Yeah; If no one ever detained you to search your bags when you didn't want to be detained, why are you making such an issue out of it? As far as his "refusal to let you leave", that was certainly NOT a detention, since you did not submit and he didn't physically have control of you. And I don't think I'm the one being obtuse. From reading your posts, I believe it would be reasonable to think that you were at some point actually detained by store employees who searched your bags against your wishes. Especially since you keep going on about "unlawful acts" with no apparent understanding of the term. The requests or orders from store employees who ask you to stop, or even TELL you to stop so that they can search your bags, and the resulting search are not "unlawful" unless they try to forcibly detain you. And as has been explained before, even if you are unlawfully detained at some point, which you never were, the resultant search would not be unlawful because you have no 4th amendment protection from store employees not acting as agents of the governement. The only "unlawful" part would be the physical assault needed to detain you against your will, or the resultant "false imprisonment" were you to actually submit, which, according to you, you've never been subjected to, yet allude to throughout your posts. I'm not the one who's been obtuse.

Would you be happier if your local stores dropped their door security measures and gained a reputation as easy marks for theives, then endured such an ongoing shrinkage problem that they shut down the store and moved 20 miles away?

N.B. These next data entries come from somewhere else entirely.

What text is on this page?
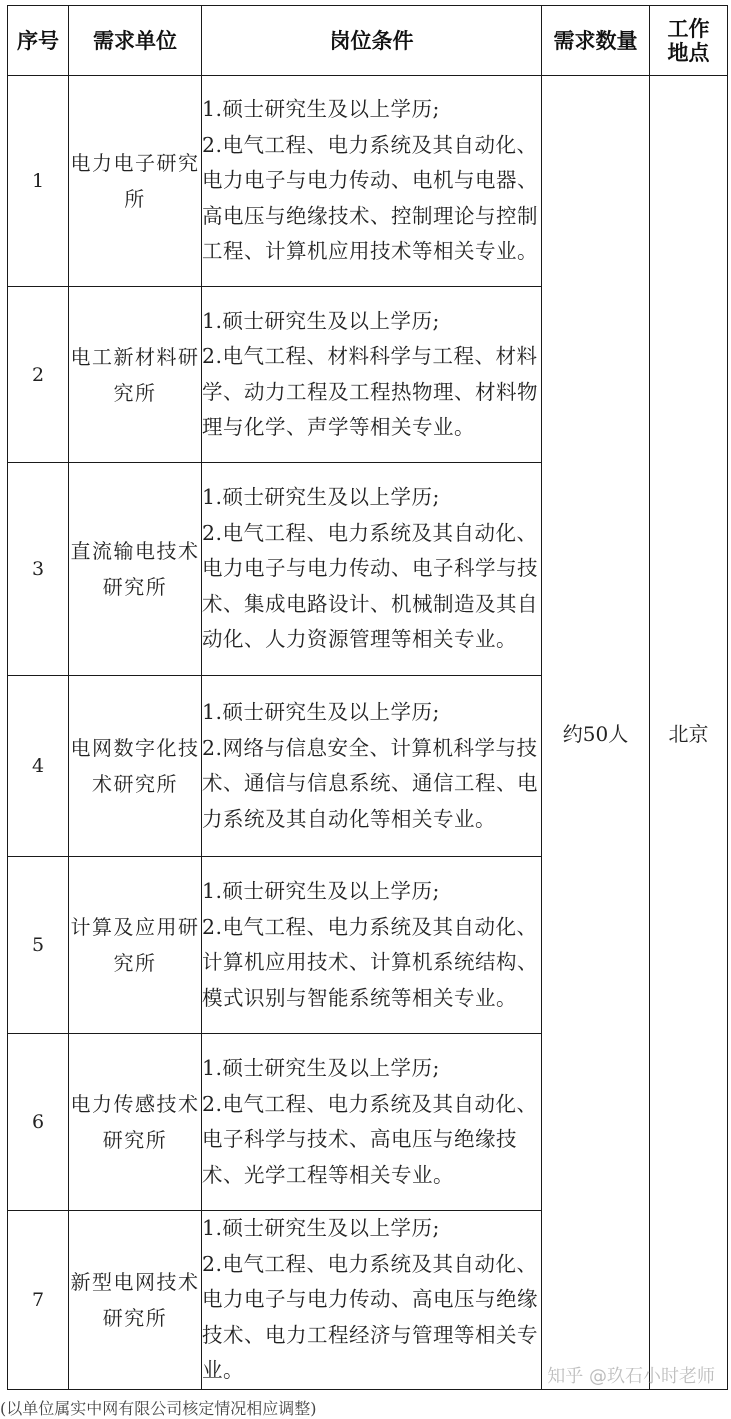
序号	需求单位	岗位条件	需求数量	工作地点

1	电力电子研究所	1.硕士研究生及以上学历;
2.电气工程、电力系统及其自动化、电力电子与电力传动、电机与电器、高电压与绝缘技术、控制理论与控制工程、计算机应用技术等相关专业。	约50人	北京
2	电工新材料研究所	1.硕士研究生及以上学历;
2.电气工程、材料科学与工程、材料学、动力工程及工程热物理、材料物理与化学、声学等相关专业。		

3	直流输电技术研究所	1.硕士研究生及以上学历;
2.电气工程、电力系统及其自动化、电力电子与电力传动、电子科学与技术、集成电路设计、机械制造及其自动化、人力资源管理等相关专业。		

4	电网数字化技术研究所	1.硕士研究生及以上学历;
2.网络与信息安全、计算机科学与技术、通信与信息系统、通信工程、电力系统及其自动化等相关专业。		

5	计算及应用研究所	1.硕士研究生及以上学历;
2.电气工程、电力系统及其自动化、计算机应用技术、计算机系统结构、模式识别与智能系统等相关专业。		

6	电力传感技术研究所	1.硕士研究生及以上学历;
2.电气工程、电力系统及其自动化、电子科学与技术、高电压与绝缘技术、光学工程等相关专业。		

7	新型电网技术研究所	1.硕士研究生及以上学历;
2.电气工程、电力系统及其自动化、电力电子与电力传动、高电压与绝缘技术、电力工程经济与管理等相关专业。			知乎 @玖石小时老师
(以单位属实中网有限公司核定情况相应调整)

Sometimes it's not all about "you".
 
Egregiously misinformed

"Wal-Mart was much simpler, the young man at the garden entrance attempted to stop me until I asked him if he suspected me of shoplifting or was detaining me for some other reason. He immediately stepped to the side and let me pass. Hmmm, you think he has been briefed? In no instance were hands laid upon me or a 42 lawsuit would have resulted. Any other questions?"

Yes: What delusions are you under? Besides the one that Wal-Mart checking you bags somehow constitutes "state action" or is otherwise under "color of law?" :rolleyes:

Your erroneous assertion about a "42 lawsuit" is, presumably, an inaccurate claim of readiness to file a civil rights lawsuit under 42 USC 1983. As such, they are referred to as "1983 actions."

Additionally, as was stated before, Wal-Mart is not a governmental entity. Ergo, your vaunted civil rights lawsuit is a non-starter. : :eek:
 
Since I work both sides of this issue let me say this. If I can prove, with a doubt that you have stolen merchandise, ie. the standard, I saw you steal something, and never lost sight sight of you, or you have been video taped through the complete concealment, and denial of property routine, I will ask you to stop. If you refuse I will stop you. By whatever means are at my disposal.
If the buzzer goes off, and I don't have the evidence of proof, all I can do is ask you to step back inside to resolve the issue. If you politely refuse, you are free to leave. No law prohibits my asking this of you, but it does prohibit me from determining guilt based soley on the EAS.
Now if I ask you to step back inside, and you become unrully, loud, and obnoxious, then you have just changed things to creating a disturbance. If you get in my face, and threaten me, or attempt to intimidate me in a rude, or insolent manner you have just changed the game rules, and ball is my court.
Thus when the bell rings I politely decline to stop, and point out that the cashier needs further training, or the system needs adjusting. But then I don't steal.